AUTHOR=Zhang Ying , Zhou Zhaoe , Xu Qiong , Li Huiping , Lv Yujing , Zhu Guowei , Dong Ping , Li Dongyun , Wang Yi , Tang Xinrui , Xu Xiu TITLE=Screening for Autism Spectrum Disorder in Toddlers During the 18- and 24-Month Well-Child Visits JOURNAL=Frontiers in Psychiatry VOLUME=13 YEAR=2022 URL=https://www.frontiersin.org/journals/psychiatry/articles/10.3389/fpsyt.2022.879625 DOI=10.3389/fpsyt.2022.879625 ISSN=1664-0640 ABSTRACT=Objective

Early screening contributes to the early detection of children with autism spectrum disorder (ASD). We conducted a longitudinal ASD screening study in a large community setting. The study was designed to investigate the diagnostic rate of ASD screening and determine the effectiveness of ASD screening model in a community-based sample.

Methods

We enrolled children who attended 18- and 24-month well-child care visits in Shanghai Xuhui District. Modified Checklist for Autism in Toddlers, Revised with Follow-up (M-CHAT-R/F) and Binomial Observation Test (BOT) were selected as screening instruments. Screen-positive children were referred to a tertiary diagnostic center for comprehensive ASD diagnostic evaluation. Screen-negative children received well-child checkups and follow-up every 3–6 months until age three and were referred if they were suspected of having ASD.

Results

A total of 11,190 toddlers were screened, and 36 screen-positive toddlers were diagnosed with ASD. The mean age at diagnosis for these children was 23.1 ± 4.55 months, diagnosed 20 months earlier than ASD children not screened.

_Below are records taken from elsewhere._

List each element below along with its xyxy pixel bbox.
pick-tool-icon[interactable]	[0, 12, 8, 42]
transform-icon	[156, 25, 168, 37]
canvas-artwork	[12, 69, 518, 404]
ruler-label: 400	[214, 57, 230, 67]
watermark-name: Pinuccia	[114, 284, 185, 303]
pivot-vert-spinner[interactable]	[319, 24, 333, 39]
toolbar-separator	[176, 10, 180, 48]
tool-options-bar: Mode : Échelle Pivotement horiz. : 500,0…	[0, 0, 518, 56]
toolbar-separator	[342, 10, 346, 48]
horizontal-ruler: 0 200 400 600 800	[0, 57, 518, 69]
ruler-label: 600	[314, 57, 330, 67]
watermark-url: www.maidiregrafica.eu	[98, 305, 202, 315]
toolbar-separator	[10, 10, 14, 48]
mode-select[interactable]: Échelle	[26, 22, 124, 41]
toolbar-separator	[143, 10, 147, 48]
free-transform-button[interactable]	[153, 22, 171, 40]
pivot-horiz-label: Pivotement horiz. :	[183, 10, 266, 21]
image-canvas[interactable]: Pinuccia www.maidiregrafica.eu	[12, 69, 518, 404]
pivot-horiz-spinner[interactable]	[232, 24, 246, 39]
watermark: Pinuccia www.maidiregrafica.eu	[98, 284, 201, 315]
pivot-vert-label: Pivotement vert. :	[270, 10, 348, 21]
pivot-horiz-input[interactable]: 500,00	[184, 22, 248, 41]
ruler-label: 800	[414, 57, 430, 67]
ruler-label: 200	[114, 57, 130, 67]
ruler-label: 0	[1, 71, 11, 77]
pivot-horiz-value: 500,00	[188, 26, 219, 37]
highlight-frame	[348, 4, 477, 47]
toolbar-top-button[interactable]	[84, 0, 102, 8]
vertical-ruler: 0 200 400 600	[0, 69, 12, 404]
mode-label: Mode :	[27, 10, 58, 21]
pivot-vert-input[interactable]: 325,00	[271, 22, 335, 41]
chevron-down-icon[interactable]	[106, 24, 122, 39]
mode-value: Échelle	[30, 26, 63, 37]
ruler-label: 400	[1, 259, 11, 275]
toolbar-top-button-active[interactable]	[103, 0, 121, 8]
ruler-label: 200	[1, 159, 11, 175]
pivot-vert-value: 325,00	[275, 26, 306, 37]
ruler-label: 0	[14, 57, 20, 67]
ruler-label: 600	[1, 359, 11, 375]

The diagnostic rate of ASD was 0.32% (95% CI: 0.23–0.45%) in this community-based sample. In addition, 12 screen-negative children were diagnosed with ASD during subsequent well-child visit and follow-up. The average diagnostic rate of ASD rose to 0.43% (95% CI: 0.32–0.57%) when toddlers were followed up to 3 years old. The positive predictive values (PPVs) of M-CHAT-R/F, M-CHAT-R high risk, and BOT for ASD were 0.31, 0.43, and 0.38 respectively.

Conclusion

Our findings provide reliable data for estimating the rate of ASD detection and identifying the validity of community-based screening model. M-CHAT-R/F combined with BOT can be an effective tool for early detection of ASD. This community-based screening model is worth replicating.